Ермаков лишился своего поста директора Государственного психоаналитического института, когда тот был закрыт (1924). Он перестал печататься и занялся собиранием вышивок крымских татар; в 1940 году, в ходе очередной волны репрессий, Ермаков был арестован и погиб в ГУЛАГе в 1942-м. Основоположники формализма, почувствовав в 1927 году потерю влияния, поначалу лишь ужесточили свои позиции, однако со временем выжившим пришлось приспособиться к куда более конвенциональной риторике и научной методологии. После ареста и высылки Бахтина (1928–1929) его кружок распался, а марксистски ориентированные члены кружка погибли. Волошинов умер от туберкулеза, Медведев был арестован и погиб в июле 1938 года. К концу 1920-х Переверзев и его социологическая школа были обвинены в «вульгарном социологизме»; в 1938-м он также был арестован и провел в лагере 18 лет (реабилитирован только в 1956 году).

«Литературные теории двадцатых» оказались объединены страшной участью: их погубили, не дав созреть. Может быть, именно поэтому, когда в 1960-1970-х годах Россия и мир неожиданно открыли их заново, это было подобно открытию Помпеи.

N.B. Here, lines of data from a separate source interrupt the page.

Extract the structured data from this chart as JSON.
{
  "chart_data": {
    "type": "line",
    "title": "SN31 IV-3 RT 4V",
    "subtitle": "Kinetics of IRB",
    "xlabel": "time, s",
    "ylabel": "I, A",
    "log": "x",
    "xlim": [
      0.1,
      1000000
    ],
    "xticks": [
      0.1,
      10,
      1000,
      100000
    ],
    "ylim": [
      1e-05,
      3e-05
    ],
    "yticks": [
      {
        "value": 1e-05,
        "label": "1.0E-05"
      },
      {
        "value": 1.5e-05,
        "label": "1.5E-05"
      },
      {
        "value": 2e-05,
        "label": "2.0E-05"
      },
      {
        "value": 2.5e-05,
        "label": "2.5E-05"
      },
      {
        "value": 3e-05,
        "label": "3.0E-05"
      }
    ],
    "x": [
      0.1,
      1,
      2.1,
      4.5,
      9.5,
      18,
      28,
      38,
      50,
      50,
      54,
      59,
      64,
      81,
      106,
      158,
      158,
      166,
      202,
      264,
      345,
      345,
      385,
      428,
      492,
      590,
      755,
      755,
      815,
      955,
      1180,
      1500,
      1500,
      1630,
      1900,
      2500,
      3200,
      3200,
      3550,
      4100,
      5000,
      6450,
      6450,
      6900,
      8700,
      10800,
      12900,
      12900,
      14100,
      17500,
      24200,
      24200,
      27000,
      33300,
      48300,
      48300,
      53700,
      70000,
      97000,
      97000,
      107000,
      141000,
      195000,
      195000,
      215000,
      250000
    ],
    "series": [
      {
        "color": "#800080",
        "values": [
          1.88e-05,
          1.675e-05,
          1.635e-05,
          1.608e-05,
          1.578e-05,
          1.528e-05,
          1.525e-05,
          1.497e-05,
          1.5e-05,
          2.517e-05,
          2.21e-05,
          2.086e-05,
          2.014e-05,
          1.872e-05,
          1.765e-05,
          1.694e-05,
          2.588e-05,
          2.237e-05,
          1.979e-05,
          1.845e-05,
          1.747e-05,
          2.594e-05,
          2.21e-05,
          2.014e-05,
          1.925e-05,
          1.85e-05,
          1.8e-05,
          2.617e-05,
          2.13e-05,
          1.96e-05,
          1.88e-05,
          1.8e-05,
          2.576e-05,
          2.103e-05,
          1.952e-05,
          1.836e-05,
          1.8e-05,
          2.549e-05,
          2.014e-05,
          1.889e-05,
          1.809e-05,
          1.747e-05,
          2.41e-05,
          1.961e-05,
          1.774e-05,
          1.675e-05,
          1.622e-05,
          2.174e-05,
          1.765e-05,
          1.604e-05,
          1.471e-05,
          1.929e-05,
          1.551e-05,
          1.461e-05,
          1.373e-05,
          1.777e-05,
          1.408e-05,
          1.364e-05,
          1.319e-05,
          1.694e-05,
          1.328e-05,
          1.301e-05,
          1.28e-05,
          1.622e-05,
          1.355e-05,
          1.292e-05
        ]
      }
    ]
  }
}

Методологии, как будто застывшие в самом расцвете, были подняты из небытия, воскрешены и восстановлены по хорошо сохранившимся следам. Во второй части настоящей главы читателю предлагаются четыре критических этюда: сравнительный анализ критических работ, посвященных одному автору и представляющих каждое из рассмотренных направлений.




II. Гоголевский практикум: четыре измерения


1. Формалисты

Гоголь, загадка при жизни и революционер стиля, остался пробным камнем для всех последующих поколений критиков. Формалисты оставили две классические работы о нем: одна посвящена анализу внутренней структуры отдельного произведения, вторая – внешним, историко-литературным связям. Первая – работа Эйхенбаума «Как сделана “Шинель” Гоголя» (1918) – относится к ранним формалистическим прочтениям художественных нарративов и по своему методу приближается к чтению прозы, как если бы это была поэзия. В петербургской повести о бедном чиновнике, получающем, а затем теряющем свою новую шинель, Эйхенбаум не видит ни человеческой трагедии, ни социального протеста, но лишь стилистические особенности сказа, приема, полностью построенного на подчеркнуто персонализированном нарративе. В «Шинели», утверждает Эйхенбаум, следует видеть прежде всего речевую игру, семантическую ауру и «звуковые жесты» – то преувеличенно комические, то мелодраматические и декламационные. Фарсовые и патетические тона столь произвольно сменяют друг друга в повествовании, что никакая целостная «психология» не в состоянии была бы завершить ни повествователя, ни персонажа. Повесть является шедевром именно благодаря искусности и изобретательности автора: «в нем нет и не может быть места отражению душевной эмпирики» [Эйхенбаум 1986: 59]. Гоголевский сюжет, который технически можно определить как гротескный, наполнен не людьми (всегда представленными автором неполными, второстепенными, случайными и временными) – он построен на звукоречи.

Понятие основанного на звукоречи гротеска было частью борьбы формалистов с легкодоступным визуальным образом. Но оно имело и оборотную сторону. Если Шкловский читал Толстого «глухим» (высокомузыкальная Наташа Ростова воспринимает оперу только через «остраняющие» декорации, но не через опьяняющую музыку), то Эйхенбаум не менее провокационно читает Гоголя слепым. В своем имманентном анализе повести Эйхенбаум интересуется не тем, что за человека мы могли бы увидеть на замерзших петербургских улицах, а лишь тем, что мы слышим от рассказчика, наслаждающегося игрой гротескными формами. Редукция гоголевской «Шинели» до внутренней игры лингвистических и звуковых приемов проистекала из того, что для Эйхенбаума было делом жизни, – из защиты поэтики, сфокусированной на произведении и слове [Any 1994: глава «Guarding the Work-Centered Poetics»].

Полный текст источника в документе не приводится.